“Our Reunion is Not of This World”

Read this reflective narrative about how feeling whole in your body and spirit can come from finding your identity in Christ.

Patricia has spent a lot of time thinking about what comes after this life. When a cancer diagnosis upended her world days before starting high school, she found herself dealing with unexpected changes. Here, she reflects on the joy she’s found despite these trials — and what it will be like to reunite with the piece of herself she lost.

I am one of the few people who actually enjoys running. It was central to my identity when I was 13. With my short legs, I was never the fastest runner, but my endurance made me a great fit for the mile. I had plans to compete in high school, even though I was daunted by how much quicker my mile time would have to be to compete with more tenured athletes. Still, I couldn’t imagine my life without it.

You’ve heard the cliche that your life can change in an instant. That’s what happened to me on August 24, 2013, two days before my freshman year of high school when my dad spotted the growing lump next to my left knee. At the time, I jokingly reassured him that it wasn’t like my leg was going to be cut off anytime soon. So when I was told less than two months later that I was losing my leg to cancer, you can imagine how a part of my identity was shattered in an instant. 

When I think about death, I think about how a part of me is already dead. November 7, 2013, was my most sorrowful day. It was the last day I was two-legged. I wish I had gotten more time. I wish I had known that I would only get 14 years with my left leg.

But I also think about how I am still alive. And I know it means God still wants me to do more on this Earth. The world still needs me, as crazy as that sounds. So each year on November 8, I celebrate my life — not my birthday, but a celebration of my second life. The one that came after cancer. The one that involved losing a limb in order to live.

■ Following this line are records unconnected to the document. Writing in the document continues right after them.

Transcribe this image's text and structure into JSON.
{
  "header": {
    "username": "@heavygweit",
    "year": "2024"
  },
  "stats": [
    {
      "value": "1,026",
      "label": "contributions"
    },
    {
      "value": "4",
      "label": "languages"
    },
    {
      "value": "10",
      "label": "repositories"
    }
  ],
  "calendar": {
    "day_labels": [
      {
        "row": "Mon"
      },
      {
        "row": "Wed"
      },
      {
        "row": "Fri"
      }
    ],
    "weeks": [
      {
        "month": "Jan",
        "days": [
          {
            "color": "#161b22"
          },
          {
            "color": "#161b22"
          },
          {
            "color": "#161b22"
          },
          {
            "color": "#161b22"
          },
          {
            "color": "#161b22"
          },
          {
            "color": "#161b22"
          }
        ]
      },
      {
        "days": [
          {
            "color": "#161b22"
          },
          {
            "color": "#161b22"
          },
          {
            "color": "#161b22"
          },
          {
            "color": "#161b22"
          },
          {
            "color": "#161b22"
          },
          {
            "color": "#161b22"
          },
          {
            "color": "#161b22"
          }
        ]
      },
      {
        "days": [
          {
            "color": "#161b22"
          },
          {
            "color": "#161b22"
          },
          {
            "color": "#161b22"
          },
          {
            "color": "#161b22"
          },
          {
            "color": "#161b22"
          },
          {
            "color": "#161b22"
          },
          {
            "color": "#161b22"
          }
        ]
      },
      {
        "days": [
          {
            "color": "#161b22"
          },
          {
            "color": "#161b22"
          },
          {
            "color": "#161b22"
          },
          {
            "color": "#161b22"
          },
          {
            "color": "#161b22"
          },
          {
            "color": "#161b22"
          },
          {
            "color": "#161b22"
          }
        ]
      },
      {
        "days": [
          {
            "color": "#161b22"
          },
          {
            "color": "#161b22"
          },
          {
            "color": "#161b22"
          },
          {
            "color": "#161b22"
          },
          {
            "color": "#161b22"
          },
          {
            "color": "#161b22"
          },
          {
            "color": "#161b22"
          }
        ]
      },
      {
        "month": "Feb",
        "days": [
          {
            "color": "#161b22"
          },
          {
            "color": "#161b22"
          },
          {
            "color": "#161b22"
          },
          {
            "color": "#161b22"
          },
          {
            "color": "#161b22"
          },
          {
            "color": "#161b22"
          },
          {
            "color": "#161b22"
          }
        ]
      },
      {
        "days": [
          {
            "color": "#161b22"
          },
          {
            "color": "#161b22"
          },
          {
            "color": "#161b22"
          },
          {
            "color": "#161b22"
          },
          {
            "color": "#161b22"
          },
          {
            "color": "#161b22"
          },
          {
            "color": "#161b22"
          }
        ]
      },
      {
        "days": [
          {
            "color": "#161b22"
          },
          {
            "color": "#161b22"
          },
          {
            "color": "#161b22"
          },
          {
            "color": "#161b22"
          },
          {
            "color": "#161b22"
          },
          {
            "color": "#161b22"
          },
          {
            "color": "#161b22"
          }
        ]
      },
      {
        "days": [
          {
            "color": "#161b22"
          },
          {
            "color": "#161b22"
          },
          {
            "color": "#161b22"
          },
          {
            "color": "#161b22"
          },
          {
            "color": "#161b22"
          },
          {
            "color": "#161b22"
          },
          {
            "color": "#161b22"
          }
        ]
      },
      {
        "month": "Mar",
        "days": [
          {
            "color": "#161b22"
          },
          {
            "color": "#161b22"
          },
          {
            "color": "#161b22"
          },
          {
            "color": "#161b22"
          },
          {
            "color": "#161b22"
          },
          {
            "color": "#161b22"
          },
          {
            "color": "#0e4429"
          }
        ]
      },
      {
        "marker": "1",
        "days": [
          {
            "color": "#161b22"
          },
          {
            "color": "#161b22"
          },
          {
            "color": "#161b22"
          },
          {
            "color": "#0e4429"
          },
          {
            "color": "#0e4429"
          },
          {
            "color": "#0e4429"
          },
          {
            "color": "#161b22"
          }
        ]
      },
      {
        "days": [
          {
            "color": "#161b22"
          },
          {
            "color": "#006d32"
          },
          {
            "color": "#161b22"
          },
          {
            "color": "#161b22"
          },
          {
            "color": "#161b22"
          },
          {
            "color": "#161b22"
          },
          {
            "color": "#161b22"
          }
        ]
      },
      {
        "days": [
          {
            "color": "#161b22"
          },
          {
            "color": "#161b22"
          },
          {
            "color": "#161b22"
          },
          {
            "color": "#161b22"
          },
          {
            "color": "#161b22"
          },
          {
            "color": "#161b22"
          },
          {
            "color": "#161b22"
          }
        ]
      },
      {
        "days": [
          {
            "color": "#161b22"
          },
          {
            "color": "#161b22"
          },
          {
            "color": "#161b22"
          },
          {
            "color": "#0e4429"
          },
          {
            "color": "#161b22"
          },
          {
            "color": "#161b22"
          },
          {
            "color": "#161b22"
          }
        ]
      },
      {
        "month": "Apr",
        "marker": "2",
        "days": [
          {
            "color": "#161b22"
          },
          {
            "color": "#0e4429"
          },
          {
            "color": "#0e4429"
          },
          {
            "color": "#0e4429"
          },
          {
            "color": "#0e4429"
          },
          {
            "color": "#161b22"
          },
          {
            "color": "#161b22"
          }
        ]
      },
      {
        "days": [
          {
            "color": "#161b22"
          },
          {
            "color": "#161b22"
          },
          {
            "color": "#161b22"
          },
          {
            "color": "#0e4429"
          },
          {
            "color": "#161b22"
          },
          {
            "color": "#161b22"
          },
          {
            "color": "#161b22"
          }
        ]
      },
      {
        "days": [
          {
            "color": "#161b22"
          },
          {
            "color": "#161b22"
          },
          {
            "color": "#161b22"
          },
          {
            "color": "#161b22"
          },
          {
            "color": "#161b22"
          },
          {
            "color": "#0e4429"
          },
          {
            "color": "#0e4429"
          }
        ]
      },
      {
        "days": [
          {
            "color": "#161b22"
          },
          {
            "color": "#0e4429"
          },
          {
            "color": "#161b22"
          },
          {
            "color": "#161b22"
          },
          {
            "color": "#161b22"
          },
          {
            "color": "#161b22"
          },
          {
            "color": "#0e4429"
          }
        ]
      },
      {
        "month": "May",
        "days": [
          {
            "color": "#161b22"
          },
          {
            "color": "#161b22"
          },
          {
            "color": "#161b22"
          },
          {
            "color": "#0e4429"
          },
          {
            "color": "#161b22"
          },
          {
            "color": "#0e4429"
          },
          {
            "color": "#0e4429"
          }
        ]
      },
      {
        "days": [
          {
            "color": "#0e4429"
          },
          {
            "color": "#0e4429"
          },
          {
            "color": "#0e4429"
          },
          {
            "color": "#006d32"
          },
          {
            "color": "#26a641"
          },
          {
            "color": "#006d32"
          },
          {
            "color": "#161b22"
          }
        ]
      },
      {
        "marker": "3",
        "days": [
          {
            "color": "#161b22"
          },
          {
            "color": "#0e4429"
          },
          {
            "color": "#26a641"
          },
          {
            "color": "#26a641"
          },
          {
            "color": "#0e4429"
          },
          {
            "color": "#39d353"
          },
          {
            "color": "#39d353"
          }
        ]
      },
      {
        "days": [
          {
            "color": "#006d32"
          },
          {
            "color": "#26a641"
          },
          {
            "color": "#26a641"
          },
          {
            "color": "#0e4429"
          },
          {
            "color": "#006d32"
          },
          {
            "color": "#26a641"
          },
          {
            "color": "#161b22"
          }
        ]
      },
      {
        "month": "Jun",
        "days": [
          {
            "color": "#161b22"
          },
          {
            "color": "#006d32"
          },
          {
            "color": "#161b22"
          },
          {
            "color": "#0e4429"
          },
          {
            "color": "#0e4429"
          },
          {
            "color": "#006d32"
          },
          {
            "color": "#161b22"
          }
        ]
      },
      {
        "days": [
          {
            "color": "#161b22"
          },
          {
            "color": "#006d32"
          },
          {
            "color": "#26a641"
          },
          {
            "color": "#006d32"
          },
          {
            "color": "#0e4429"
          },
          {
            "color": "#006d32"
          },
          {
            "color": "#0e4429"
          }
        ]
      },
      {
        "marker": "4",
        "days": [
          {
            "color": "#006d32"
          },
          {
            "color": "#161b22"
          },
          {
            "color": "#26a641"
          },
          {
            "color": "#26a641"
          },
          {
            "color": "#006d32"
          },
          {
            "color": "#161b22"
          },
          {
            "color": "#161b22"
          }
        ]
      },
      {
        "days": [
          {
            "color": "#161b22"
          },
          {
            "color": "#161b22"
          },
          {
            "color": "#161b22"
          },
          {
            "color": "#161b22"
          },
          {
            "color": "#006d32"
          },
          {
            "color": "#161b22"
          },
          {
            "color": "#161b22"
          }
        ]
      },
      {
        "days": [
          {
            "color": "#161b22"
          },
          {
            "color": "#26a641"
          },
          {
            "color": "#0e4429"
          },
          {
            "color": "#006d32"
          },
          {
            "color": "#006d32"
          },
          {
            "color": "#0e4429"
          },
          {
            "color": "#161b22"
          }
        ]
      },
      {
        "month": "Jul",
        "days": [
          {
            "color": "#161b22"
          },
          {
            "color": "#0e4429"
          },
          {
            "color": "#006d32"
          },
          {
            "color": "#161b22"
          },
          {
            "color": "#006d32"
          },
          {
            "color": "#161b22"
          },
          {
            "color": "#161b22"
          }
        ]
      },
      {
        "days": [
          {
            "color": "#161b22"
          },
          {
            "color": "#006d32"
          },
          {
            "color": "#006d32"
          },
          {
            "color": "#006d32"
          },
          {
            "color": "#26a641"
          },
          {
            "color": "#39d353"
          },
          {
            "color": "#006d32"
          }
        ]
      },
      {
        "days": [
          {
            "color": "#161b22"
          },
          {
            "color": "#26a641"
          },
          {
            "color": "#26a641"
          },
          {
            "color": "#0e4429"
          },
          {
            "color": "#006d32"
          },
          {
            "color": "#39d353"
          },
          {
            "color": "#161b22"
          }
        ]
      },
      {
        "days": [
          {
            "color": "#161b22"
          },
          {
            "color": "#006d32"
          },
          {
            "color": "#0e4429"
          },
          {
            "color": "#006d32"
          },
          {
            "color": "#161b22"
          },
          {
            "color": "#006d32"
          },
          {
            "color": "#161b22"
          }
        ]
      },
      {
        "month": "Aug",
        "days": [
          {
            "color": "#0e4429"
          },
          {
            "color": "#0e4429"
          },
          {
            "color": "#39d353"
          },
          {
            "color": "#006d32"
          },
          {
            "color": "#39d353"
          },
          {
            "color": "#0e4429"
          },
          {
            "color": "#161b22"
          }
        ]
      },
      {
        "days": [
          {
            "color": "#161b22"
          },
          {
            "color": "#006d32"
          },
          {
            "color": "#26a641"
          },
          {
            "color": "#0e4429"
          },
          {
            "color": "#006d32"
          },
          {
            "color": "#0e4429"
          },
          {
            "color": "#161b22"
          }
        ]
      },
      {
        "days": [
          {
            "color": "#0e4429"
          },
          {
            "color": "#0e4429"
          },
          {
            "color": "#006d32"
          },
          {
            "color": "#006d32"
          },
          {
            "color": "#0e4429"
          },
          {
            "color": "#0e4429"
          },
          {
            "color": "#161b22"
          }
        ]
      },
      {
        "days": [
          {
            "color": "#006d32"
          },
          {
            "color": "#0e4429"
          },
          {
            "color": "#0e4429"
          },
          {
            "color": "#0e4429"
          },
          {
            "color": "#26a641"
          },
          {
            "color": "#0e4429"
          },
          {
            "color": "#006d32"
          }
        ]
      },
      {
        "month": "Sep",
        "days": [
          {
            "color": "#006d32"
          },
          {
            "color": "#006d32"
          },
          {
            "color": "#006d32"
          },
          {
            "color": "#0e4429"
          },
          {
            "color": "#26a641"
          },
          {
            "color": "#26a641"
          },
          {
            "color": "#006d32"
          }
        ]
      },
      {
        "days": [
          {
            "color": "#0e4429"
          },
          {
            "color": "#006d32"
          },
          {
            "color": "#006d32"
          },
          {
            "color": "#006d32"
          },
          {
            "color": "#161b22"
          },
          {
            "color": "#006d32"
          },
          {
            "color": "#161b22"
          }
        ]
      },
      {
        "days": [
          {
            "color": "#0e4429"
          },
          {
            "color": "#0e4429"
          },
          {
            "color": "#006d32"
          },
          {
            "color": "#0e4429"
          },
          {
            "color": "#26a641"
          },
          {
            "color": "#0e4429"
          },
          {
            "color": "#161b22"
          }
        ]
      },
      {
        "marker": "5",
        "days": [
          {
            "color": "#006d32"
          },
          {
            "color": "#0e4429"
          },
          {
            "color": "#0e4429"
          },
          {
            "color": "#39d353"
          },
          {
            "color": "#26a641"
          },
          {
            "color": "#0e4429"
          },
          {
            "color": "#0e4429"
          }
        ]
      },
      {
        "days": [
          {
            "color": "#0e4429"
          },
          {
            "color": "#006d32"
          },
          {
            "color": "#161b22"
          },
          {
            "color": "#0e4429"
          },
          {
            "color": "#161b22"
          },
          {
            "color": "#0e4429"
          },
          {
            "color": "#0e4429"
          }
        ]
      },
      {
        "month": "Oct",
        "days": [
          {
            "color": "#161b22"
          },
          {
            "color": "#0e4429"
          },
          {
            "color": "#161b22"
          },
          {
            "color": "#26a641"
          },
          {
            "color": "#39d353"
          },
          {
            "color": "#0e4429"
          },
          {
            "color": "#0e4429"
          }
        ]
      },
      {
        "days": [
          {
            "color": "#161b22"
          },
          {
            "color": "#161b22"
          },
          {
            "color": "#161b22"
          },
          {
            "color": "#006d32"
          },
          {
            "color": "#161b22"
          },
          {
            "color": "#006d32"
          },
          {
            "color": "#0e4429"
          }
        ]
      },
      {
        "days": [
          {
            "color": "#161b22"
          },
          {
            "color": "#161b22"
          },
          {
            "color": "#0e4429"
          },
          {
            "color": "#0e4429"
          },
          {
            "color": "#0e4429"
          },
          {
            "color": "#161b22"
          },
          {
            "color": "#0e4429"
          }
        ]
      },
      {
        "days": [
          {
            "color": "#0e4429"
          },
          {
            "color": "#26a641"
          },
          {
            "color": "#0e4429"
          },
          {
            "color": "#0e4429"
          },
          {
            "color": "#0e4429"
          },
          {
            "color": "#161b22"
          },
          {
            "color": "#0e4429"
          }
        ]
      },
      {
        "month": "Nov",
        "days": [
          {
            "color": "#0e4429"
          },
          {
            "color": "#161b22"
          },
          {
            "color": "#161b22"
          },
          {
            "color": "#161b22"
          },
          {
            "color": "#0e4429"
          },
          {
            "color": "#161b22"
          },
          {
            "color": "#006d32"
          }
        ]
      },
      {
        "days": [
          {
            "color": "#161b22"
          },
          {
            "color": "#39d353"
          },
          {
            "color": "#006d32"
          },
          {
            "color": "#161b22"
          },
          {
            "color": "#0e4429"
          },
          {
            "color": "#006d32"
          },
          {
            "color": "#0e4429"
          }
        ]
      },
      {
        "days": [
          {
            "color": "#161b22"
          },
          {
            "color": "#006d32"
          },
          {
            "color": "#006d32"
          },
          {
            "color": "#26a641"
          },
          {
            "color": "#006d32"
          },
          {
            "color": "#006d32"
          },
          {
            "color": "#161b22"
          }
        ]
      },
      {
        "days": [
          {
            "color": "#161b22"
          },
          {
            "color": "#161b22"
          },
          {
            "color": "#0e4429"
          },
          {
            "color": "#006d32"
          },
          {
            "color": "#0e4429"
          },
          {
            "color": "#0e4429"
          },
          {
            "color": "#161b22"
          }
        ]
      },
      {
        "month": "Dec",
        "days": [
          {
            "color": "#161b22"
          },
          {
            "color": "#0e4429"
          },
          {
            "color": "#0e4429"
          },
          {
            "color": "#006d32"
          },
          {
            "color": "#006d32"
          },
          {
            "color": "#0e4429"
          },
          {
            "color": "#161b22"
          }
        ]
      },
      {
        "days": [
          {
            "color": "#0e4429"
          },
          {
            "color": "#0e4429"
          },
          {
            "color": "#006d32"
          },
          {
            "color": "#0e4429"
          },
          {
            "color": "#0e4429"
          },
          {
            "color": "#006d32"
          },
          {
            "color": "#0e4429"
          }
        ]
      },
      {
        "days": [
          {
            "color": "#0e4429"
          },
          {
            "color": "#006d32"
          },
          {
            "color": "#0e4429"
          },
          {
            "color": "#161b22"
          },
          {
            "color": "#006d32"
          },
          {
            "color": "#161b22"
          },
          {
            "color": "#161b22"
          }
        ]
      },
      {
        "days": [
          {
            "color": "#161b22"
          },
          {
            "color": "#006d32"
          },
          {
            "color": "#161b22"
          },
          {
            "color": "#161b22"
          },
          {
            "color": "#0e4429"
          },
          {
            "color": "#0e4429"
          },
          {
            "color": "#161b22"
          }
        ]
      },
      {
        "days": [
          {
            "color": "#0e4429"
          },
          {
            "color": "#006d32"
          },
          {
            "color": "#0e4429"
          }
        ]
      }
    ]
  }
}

It’s an interesting concept. I love my life now, and I wouldn’t trade my left leg for the love and experiences I have had in the last nine years. Yet, when I think about the afterlife and what my biggest hope is (in addition to being with Jesus forever), I often daydream about reuniting with the part of me that has gone before me. I fear death like any normal human being who has a lot of love here on Earth, but this tangible reminder of being incomplete in this world through my physical body reminds me that the next life has more in store. More than I could possibly fathom.

When I see any of my friends competing in running events, I often wish that was me — because I know that if life panned out differently, I would be right there, running the race alongside them. But I also celebrate the joy that I have found in the remainder of my life despite missing a limb. This quote from St. Josemaria Escriva sums it up well: “To live one must die.” Losing my limb at such a young age taught me early on that my identity is not in my failures, my wins, or even what I look like. It is in Christ alone. 

Whatever I lack in body parts, I do not lack in love. I am surrounded by people who love me. I have found my purpose in writing, singing, playing music, and in spreading God’s love by making each person I encounter feel seen. While I miss my left leg and I cannot wait for our reunion, I would not trade all of the beauty, goodness, and love I have experienced in the last nine years to have that limb back in my Earthy life. I have accepted that our reunion is not of this world.

I truly believe that in heaven, when we have our glorified bodies, they will be perfected with what we might have lost in our Earthly lives. If you were blind in this life, you will be able to see. If you were deaf, you will be able to hear. If you lost your left leg at 14, you will be reunited with it at last.

This is my hope for the afterlife. I won’t know until I am there, but it is my loss that gives me the motivation to live life with the fervor that I possess. Until then, I am excited for the day that I no longer have to celebrate being cancer free because it means I have joined my left leg in the next life. In the afterlife, I believe that we achieve the wholeness that we spend our earthly lives and broken hearts chasing after. And how wonderful it will be, to be whole — not just in body but also in spirit.